My dear friend, Mrs. Hamlyn, was the chatelaine of the famous Clovelly, in Devonshire, and was Con's sister. She had the spirit of eternal youth and was full of breathless admiration. I hardly ever met any one who derived so much pleasure and surprise out of ordinary life. She was as uncritical and tolerant of those she loved as she was narrow and vehement over those who had unaccountably offended her. She had an ebullient and voracious sense of humour and was baffled and eblouie by titled people, however vulgar and ridiculous they might be. By this I do not mean she was a snob—on the contrary she made and kept friends among the frumps and the obscure, to whom she showed faithful hospitality; but she was old-fashioned and thought that all duchesses were ladies.

Christine Hamlyn was a character-part: but, if the machinery was not invented by which you could remove her prejudices, no tank could turn her from her friends. It was through the Souls and these friends whom I have endeavoured to describe that I entered into a new phase of my life.

CHAPTER IV

MARGOT FALLS IN LOVE AGAIN—"HAVOC" IN THE HUNTING FIELD; A FALL AND A DUCKING—THE FAMOUS MRS. BO; UNHEEDED ADVICE FROM A RIVAL—A LOVERS' QUARREL—PETER JUMPS IN THE WINDOW—THE AMERICAN TROTTER— ANOTHER LOVER INTERVENES—PETER RETURNS FROM INDIA; ILLUMINATION FROM A DARK WOMAN

The first time I ever saw Peter Flower was at Ranelagh, where he had taken my sister Charty Ribblesdale to watch a polo-match. They were sitting together at an iron table, under a cedar tree, eating ices. I was wearing a grey muslin dress with a black sash and a black hat, with coral beads round my throat, and heard him say as I came up to them:

"Nineteen? Not possible! I should have said fifteen! Is that the one that rides so well?"

After shaking hands I sat down and looked about me.

I always notice what men wear; and Peter Flower was the best- dressed man I had ever seen. I do not know who could have worn his clothes when they were new; but certainly he never did. After his clothes, what I was most struck by was his peculiar, almost animal grace, powerful sloping shoulders, fascinating laugh and infectious vitality.
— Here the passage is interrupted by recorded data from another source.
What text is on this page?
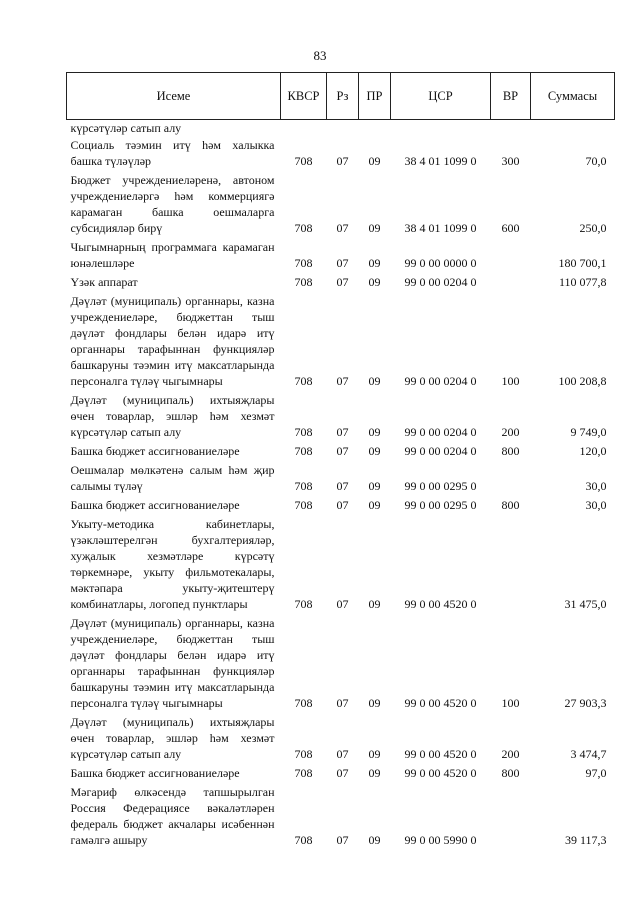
83
Исеме	КВСР	Рз	ПР	ЦСР	ВР	Суммасы
күрсәтүләр сатып алу						
Социаль тәэмин итү һәм халыкка башка түләүләр	708	07	09	38 4 01 1099 0	300	70,0
Бюджет учреждениеләренә, автоном учреждениеләргә һәм коммерциягә карамаган башка оешмаларга субсидияләр бирү	708	07	09	38 4 01 1099 0	600	250,0
Чыгымнарның программага карамаган юнәлешләре	708	07	09	99 0 00 0000 0		180 700,1
Үзәк аппарат	708	07	09	99 0 00 0204 0		110 077,8
Дәүләт (муниципаль) органнары, казна учреждениеләре, бюджеттан тыш дәүләт фондлары белән идарә итү органнары тарафыннан функцияләр башкаруны тәэмин итү максатларында персоналга түләү чыгымнары	708	07	09	99 0 00 0204 0	100	100 208,8
Дәүләт (муниципаль) ихтыяҗлары өчен товарлар, эшләр һәм хезмәт күрсәтүләр сатып алу	708	07	09	99 0 00 0204 0	200	9 749,0
Башка бюджет ассигнованиеләре	708	07	09	99 0 00 0204 0	800	120,0
Оешмалар мөлкәтенә салым һәм җир салымы түләү	708	07	09	99 0 00 0295 0		30,0
Башка бюджет ассигнованиеләре	708	07	09	99 0 00 0295 0	800	30,0
Укыту-методика кабинетлары, үзәкләштерелгән бухгалтерияләр, хуҗалык хезмәтләре күрсәтү төркемнәре, укыту фильмотекалары, мәктәпара укыту-җитештерү комбинатлары, логопед пунктлары	708	07	09	99 0 00 4520 0		31 475,0
Дәүләт (муниципаль) органнары, казна учреждениеләре, бюджеттан тыш дәүләт фондлары белән идарә итү органнары тарафыннан функцияләр башкаруны тәэмин итү максатларында персоналга түләү чыгымнары	708	07	09	99 0 00 4520 0	100	27 903,3
Дәүләт (муниципаль) ихтыяҗлары өчен товарлар, эшләр һәм хезмәт күрсәтүләр сатып алу	708	07	09	99 0 00 4520 0	200	3 474,7
Башка бюджет ассигнованиеләре	708	07	09	99 0 00 4520 0	800	97,0
Мәгариф өлкәсендә тапшырылган Россия Федерациясе вәкаләтләрен федераль бюджет акчалары исәбеннән гамәлгә ашыру	708	07	09	99 0 00 5990 0		39 117,3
Laurence Oliphant once said to me, "I divide the world into life- givers and life-takers"; and I have often had reason to feel the truth of this, being as I am acutely sensitive to high spirits. On looking back along the gallery of my acquaintance, I can find not more than three or four people as tenacious of life as Peter was: Lady Desborough, Lady Cunard, my son Anthony and myself. There are various kinds of high spirits: some so crude and rough-tongued that they vitiate what they touch and estrange every one of sensibility and some so insistent that they tire and suffocate you; but Peter's vitality revived and restored every one he came in contact with; and, when I said good-bye to him that day at Ranelagh, although I cannot remember a single sentence of any interest spoken by him or by me, my mind was absorbed in thinking of when and how I could meet him again.

In the winter of that same year I went with the Ribblesdales to stay with Peter's brother, Lord Battersea, to have a hunt. I took with me the best of hats and habits and two leggy and faded hirelings, hoping to pick up a mount. Charty having twisted her knee the day after we arrived, this enabled me to ride the horse on which Peter was to have mounted her; and full of spirits we all went off to the meet of the Bicester hounds. I had hardly spoken three words to my benefactor, but Ribblesdale had rather unwisely told him that I was the best rider to hounds in England.